Whole Wheat Pie Dough Ingredients (one crust) 1 cup (4 ounces/113 g) traditional or white whole wheat flour
1 tablespoon (optional, but good) confectioners’ sugar
1/4 teaspoon baking powder
1/4 teaspoon salt
6 tablespoons (3 ounces/85 g) cold unsalted butter  (I freeze the butter, then grate it)

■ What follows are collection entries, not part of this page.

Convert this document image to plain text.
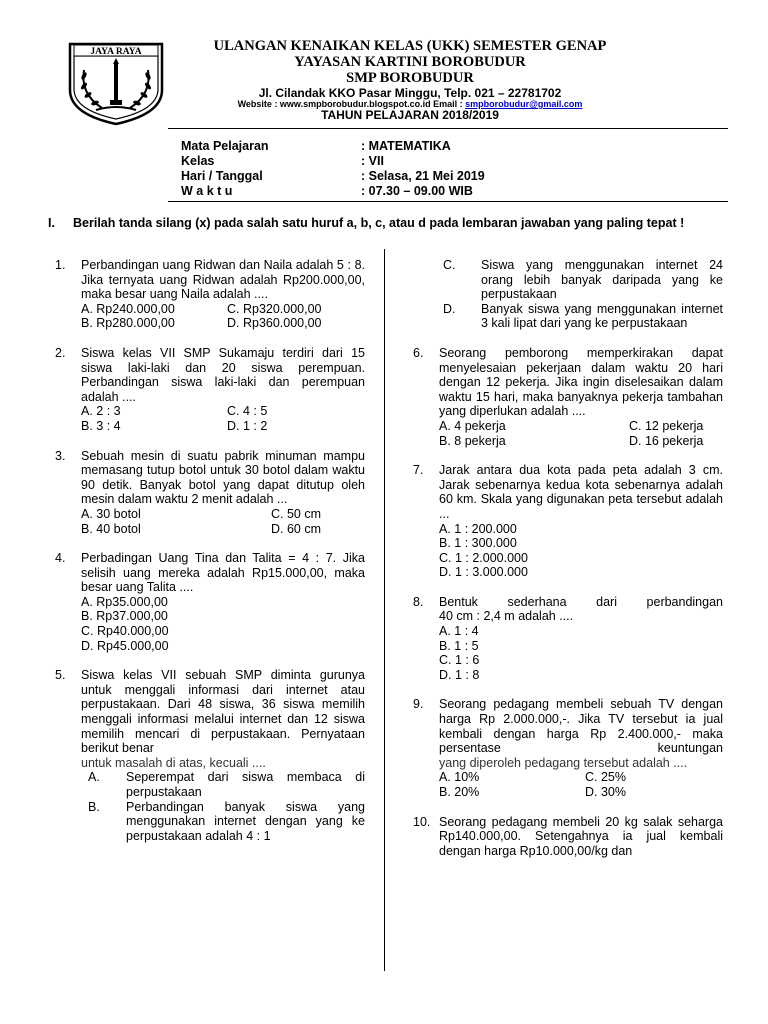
JAYA RAYA	ULANGAN KENAIKAN KELAS (UKK) SEMESTER GENAP
YAYASAN KARTINI BOROBUDUR
SMP BOROBUDUR
Jl. Cilandak KKO Pasar Minggu, Telp. 021 – 22781702
Website : www.smpborobudur.blogspot.co.id Email : smpborobudur@gmail.com
TAHUN PELAJARAN 2018/2019
Mata Pelajaran	: MATEMATIKA
Kelas	: VII
Hari / Tanggal	: Selasa, 21 Mei 2019
W a k t u	: 07.30 – 09.00 WIB
I. Berilah tanda silang (x) pada salah satu huruf a, b, c, atau d pada lembaran jawaban yang paling tepat !
1.	Perbandingan uang Ridwan dan Naila adalah 5 : 8. Jika ternyata uang Ridwan adalah Rp200.000,00, maka besar uang Naila adalah ....
A. Rp240.000,00	C. Rp320.000,00
B. Rp280.000,00	D. Rp360.000,00
2.	Siswa kelas VII SMP Sukamaju terdiri dari 15 siswa laki-laki dan 20 siswa perempuan. Perbandingan siswa laki-laki dan perempuan adalah ....
A. 2 : 3	C. 4 : 5
B. 3 : 4	D. 1 : 2
3.	Sebuah mesin di suatu pabrik minuman mampu memasang tutup botol untuk 30 botol dalam waktu 90 detik. Banyak botol yang dapat ditutup oleh mesin dalam waktu 2 menit adalah ...
A. 30 botol	C. 50 cm
B. 40 botol	D. 60 cm
4.	Perbadingan Uang Tina dan Talita = 4 : 7. Jika selisih uang mereka adalah Rp15.000,00, maka besar uang Talita ....
A. Rp35.000,00
B. Rp37.000,00
C. Rp40.000,00
D. Rp45.000,00
5.	Siswa kelas VII sebuah SMP diminta gurunya untuk menggali informasi dari internet atau perpustakaan. Dari 48 siswa, 36 siswa memilih menggali informasi melalui internet dan 12 siswa memilih mencari di perpustakaan. Pernyataan berikut benar
untuk masalah di atas, kecuali ....
A.	Seperempat dari siswa membaca di perpustakaan
B.	Perbandingan banyak siswa yang menggunakan internet dengan yang ke perpustakaan adalah 4 : 1
C.	Siswa yang menggunakan internet 24 orang lebih banyak daripada yang ke perpustakaan
D.	Banyak siswa yang menggunakan internet 3 kali lipat dari yang ke perpustakaan
6.	Seorang pemborong memperkirakan dapat menyelesaian pekerjaan dalam waktu 20 hari dengan 12 pekerja. Jika ingin diselesaikan dalam waktu 15 hari, maka banyaknya pekerja tambahan yang diperlukan adalah ....
A. 4 pekerja	C. 12 pekerja
B. 8 pekerja	D. 16 pekerja
7.	Jarak antara dua kota pada peta adalah 3 cm. Jarak sebenarnya kedua kota sebenarnya adalah 60 km. Skala yang digunakan peta tersebut adalah ...
A. 1 : 200.000
B. 1 : 300.000
C. 1 : 2.000.000
D. 1 : 3.000.000
8.	Bentuk sederhana dari perbandingan
40 cm : 2,4 m adalah ....
A. 1 : 4
B. 1 : 5
C. 1 : 6
D. 1 : 8
9.	Seorang pedagang membeli sebuah TV dengan harga Rp 2.000.000,-. Jika TV tersebut ia jual kembali dengan harga Rp 2.400.000,- maka persentase keuntungan
yang diperoleh pedagang tersebut adalah ....
A. 10%	C. 25%
B. 20%	D. 30%
10. Seorang pedagang membeli 20 kg salak seharga Rp140.000,00. Setengahnya ia jual kembali dengan harga Rp10.000,00/kg dan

2 tablespoons (1 ounce/30 ml) cold orange juice
2 to 4 tablespoons (1 to 2 ounces/30 to 60 ml) ice water. Preparation 1. In the bowl of the food processor, add the flour, buttermilk powder, confectioners’ sugar, baking powder, and salt. Pulse several times until the dry ingredients are thoroughly distributed. 2. Cut the cold butter into small cubes (about 1/3 the width of a stick of butter) and add it to the dry ingredients. Pulse about 10 to 15 times, until the mixture is crumbly with uneven bits of butter. 3. Sprinkle the orange juice over the dough and pulse a few more times. Add the ice water 1 tablespoon at a time, pulsing until the dough clings together. If a piece of the dough holds together in your hand and doesn’t feel dry or crumbly, it’s ready. 4. Lightly flour a work surface and turn the dough out. Shape the dough into a round disk about 1 inch/2.5 cm thick and roll it on its edge in the flour to smooth the edges out. 5. Wrap in plastic wrap and put in the refrigerator overnight before using. Will keep in the refrigerator up to 3 days.